Julia Stasch, MacArthur's president, announced the new commitment at the PBS Annual Meeting. "Independent media plays an important role in how Americans understand their community and the world, the decisions they make, and whether and how they exercise their responsibility as citizens," she said. "MacArthur's investments will strengthen and enlarge the ecosystem of independent journalism, enabling even more entrepreneurial work that makes available factual reporting, authentic stories, and diverse voices to help inform a robust public civic dialogue."

A longtime supporter of public and independent media, the MacArthur Foundation is recommitting itself to the core values of accurate, in-depth journalism and documentary storytelling while also supporting innovation and experimentation and building diversity in the field. Most of the Foundation's support is made largely through unrestricted grants intended to preserve the independence and good work of its grantees.

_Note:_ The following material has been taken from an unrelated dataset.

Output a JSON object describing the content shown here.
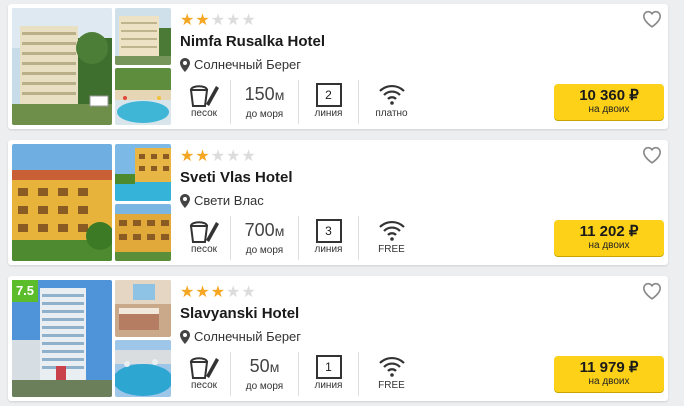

MacArthur has supported journalism since 1983–with a focus on independent and diverse perspectives on broadcast television and the production of independently produced documentaries. Since 2000, the Foundation has supported investigative journalism and deep and analytical reporting on television, radio, and online.

The Pulitzer Center is an innovative award-winning non-profit journalism organization dedicated to supporting in-depth engagement with underreported global affairs through sponsorship of quality international journalism across all media platforms and a unique program of outreach and education to schools and universities.